Jeudi 22 février 2024
Salutations cher lecteur !
Souvent, c’est au bord de la mer que je trouve le réconfort.
Pourtant, l’idée d’habiter au quotidien face à la mer me terrifie, et me permet de me préserver d’une vie poétique fantasmée et détestée, une fois l'été venu.
Bercée d’une mélancolie vertigineuse, je n’arrivais pas, tout à l'heure, à exprimer par les mots ce que je ressentais.
Bien que je semble vénérer le discours, le fameux Logos, je pense que tout ce que j’écris, tout ce que je dis, tout ce que je partage, ne sont que vidange et logorrhée, pour :
me donner une contenance,
me rappeler que je suis en vie,
dire que j’existe,
croire que j’existe,
donner un sens à la vie,
vaincre l’angoisse en nommant les choses,
et caetera
Malgré cela donc, le plus beau, le meilleur des discours, restera incontestablement et indubitablement le Silence…
Parce qu’elle a cette vénérable et naturelle capacité de nettoyage, de vidange, de purge, la mer (”qu’on voit danser, le long des golfs clairs…” ouais, c’est systématique, ça trotte dans la tête…), la mer donc, a ce pouvoir de purification.

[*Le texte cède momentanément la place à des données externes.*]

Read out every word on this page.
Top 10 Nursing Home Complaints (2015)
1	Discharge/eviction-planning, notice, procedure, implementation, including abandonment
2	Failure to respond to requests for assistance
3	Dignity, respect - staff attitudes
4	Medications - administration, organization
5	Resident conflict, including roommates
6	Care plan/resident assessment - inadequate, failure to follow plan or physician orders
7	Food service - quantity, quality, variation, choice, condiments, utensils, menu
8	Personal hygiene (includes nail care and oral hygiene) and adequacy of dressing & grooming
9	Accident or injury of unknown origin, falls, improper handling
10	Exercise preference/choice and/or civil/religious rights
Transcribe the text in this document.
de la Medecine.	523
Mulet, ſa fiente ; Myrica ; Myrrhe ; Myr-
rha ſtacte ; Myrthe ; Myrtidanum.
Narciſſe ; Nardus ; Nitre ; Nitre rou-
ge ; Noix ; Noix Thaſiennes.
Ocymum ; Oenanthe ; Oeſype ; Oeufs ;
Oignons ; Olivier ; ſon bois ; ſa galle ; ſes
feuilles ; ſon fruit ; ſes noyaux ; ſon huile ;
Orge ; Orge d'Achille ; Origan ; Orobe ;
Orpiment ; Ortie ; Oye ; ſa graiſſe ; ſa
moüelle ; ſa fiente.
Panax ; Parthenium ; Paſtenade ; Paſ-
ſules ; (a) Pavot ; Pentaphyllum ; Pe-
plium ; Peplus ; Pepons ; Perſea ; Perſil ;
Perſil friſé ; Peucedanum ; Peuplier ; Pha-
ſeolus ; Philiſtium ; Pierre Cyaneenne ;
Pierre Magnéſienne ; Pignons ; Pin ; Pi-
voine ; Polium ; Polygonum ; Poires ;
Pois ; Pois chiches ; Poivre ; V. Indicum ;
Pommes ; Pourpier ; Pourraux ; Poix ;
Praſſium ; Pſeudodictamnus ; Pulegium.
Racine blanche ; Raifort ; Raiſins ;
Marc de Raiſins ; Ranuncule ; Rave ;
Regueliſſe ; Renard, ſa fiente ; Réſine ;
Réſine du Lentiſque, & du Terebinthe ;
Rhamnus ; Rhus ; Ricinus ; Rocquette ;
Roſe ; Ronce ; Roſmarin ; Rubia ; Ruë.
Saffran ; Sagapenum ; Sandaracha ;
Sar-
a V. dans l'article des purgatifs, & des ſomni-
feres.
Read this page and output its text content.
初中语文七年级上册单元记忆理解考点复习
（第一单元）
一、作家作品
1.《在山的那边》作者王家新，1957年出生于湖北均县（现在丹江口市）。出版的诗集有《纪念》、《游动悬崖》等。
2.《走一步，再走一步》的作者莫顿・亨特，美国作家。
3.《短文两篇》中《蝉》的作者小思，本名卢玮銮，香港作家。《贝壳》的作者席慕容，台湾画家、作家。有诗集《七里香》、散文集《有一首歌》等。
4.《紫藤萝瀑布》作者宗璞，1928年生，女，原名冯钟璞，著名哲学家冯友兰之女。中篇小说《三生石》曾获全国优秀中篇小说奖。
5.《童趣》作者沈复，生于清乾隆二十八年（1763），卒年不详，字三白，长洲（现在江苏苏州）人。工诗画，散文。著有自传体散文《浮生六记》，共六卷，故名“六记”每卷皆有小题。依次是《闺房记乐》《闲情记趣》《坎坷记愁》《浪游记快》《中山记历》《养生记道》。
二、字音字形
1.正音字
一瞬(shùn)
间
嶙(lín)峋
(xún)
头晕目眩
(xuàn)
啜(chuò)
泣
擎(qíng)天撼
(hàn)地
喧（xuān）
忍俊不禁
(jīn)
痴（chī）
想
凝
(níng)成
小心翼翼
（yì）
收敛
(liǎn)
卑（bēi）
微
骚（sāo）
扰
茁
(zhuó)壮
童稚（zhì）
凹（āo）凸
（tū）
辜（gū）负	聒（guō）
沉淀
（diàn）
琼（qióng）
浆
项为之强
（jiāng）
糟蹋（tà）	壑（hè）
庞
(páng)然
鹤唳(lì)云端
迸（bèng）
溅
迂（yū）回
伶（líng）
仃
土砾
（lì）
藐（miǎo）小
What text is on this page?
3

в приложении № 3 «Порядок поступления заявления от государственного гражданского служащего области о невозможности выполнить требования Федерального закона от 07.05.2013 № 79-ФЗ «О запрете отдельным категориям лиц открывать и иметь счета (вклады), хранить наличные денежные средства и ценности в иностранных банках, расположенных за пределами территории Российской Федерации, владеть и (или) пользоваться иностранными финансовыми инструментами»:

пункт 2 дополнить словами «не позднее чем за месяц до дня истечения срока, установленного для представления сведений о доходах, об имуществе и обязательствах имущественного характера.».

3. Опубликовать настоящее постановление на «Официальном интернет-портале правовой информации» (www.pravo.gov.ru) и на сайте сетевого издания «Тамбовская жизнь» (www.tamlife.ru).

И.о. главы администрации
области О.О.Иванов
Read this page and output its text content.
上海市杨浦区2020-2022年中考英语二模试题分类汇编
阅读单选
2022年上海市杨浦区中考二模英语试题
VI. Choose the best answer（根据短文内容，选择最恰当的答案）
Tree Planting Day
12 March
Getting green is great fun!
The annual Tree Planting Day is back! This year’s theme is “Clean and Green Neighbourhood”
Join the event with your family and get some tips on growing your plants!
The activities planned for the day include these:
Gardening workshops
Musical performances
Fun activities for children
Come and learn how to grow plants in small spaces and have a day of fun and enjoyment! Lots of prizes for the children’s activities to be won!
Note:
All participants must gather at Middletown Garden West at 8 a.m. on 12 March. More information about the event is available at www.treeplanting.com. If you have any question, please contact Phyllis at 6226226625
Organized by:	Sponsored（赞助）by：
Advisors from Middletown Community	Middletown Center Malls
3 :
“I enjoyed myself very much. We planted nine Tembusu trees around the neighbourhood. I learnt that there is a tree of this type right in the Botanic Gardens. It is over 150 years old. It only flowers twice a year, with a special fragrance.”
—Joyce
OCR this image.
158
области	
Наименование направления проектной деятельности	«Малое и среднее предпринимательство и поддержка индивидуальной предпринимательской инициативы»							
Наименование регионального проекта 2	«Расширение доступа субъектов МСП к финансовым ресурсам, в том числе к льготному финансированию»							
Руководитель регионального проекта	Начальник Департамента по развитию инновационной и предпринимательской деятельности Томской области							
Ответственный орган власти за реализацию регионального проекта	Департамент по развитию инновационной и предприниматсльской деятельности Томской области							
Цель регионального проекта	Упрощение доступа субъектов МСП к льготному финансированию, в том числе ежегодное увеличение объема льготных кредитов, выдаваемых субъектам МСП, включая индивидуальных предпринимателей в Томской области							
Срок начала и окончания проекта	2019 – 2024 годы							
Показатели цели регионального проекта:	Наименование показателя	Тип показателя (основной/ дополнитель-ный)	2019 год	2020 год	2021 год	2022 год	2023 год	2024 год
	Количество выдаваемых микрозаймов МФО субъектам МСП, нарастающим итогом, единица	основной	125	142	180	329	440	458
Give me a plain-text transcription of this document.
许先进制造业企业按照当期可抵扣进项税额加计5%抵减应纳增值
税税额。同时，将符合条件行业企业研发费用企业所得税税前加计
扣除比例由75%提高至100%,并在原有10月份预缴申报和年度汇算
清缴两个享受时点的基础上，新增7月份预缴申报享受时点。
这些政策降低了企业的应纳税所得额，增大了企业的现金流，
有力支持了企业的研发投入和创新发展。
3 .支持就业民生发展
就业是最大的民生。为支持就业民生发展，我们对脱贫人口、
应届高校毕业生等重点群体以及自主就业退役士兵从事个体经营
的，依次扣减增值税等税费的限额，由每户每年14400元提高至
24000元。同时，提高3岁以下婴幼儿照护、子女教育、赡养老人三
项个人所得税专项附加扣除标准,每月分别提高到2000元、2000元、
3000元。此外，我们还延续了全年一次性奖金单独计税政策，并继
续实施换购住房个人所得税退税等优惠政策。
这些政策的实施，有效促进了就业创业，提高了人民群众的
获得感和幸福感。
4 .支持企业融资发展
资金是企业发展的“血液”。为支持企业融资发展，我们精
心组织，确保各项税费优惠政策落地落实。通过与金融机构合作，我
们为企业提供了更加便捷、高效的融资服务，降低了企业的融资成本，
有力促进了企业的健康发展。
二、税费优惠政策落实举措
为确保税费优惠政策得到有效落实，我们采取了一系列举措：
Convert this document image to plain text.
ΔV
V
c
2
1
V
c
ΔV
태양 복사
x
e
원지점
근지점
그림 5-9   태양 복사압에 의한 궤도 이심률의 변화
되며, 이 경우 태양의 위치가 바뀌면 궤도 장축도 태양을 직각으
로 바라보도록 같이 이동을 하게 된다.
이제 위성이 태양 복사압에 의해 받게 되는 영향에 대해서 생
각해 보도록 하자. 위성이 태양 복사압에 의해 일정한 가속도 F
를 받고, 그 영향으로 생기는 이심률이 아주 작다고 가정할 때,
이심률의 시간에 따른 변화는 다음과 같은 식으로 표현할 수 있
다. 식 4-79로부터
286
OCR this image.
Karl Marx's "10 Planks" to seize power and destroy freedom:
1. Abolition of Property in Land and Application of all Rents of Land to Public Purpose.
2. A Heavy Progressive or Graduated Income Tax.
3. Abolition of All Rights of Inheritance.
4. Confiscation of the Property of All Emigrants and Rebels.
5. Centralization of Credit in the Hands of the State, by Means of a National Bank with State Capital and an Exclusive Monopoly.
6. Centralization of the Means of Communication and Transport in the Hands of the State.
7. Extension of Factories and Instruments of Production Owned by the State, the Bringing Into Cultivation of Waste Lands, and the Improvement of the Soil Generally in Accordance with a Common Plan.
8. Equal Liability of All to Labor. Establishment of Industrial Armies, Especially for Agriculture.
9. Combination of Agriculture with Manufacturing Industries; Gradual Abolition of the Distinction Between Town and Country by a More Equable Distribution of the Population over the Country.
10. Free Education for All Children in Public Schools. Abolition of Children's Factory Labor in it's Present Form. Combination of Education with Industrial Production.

Ce haut lieu purgatoire me fascine toujours et, je tenais à lui dédier ce petit billet hebdomadaire, tandis que mon vague à l’âme croissant et incessant me soustrait à l’ataraxie.
Cette dernière, je le sais, ou tout du moins je l’espère, sera reconquise.
En attendant je tangue mais ne coule pas : “Fluctuat nec mergitur”.
En effet, alors que je classais des photographies personnelles dans un album hier soir, poussant toujours plus loin le besoin de nostalgie, lorsque les douves de mon château, for intérieur combles de larmes, me laissent seule, cuvant Tristesse et Spleen, jusqu’au prochain rayon de ciel bleu, qui assèchera mon Nil, je constatais qu’il y avait beaucoup de photos de mon couple, au bord de l’eau, et plus encore au bord de la mer.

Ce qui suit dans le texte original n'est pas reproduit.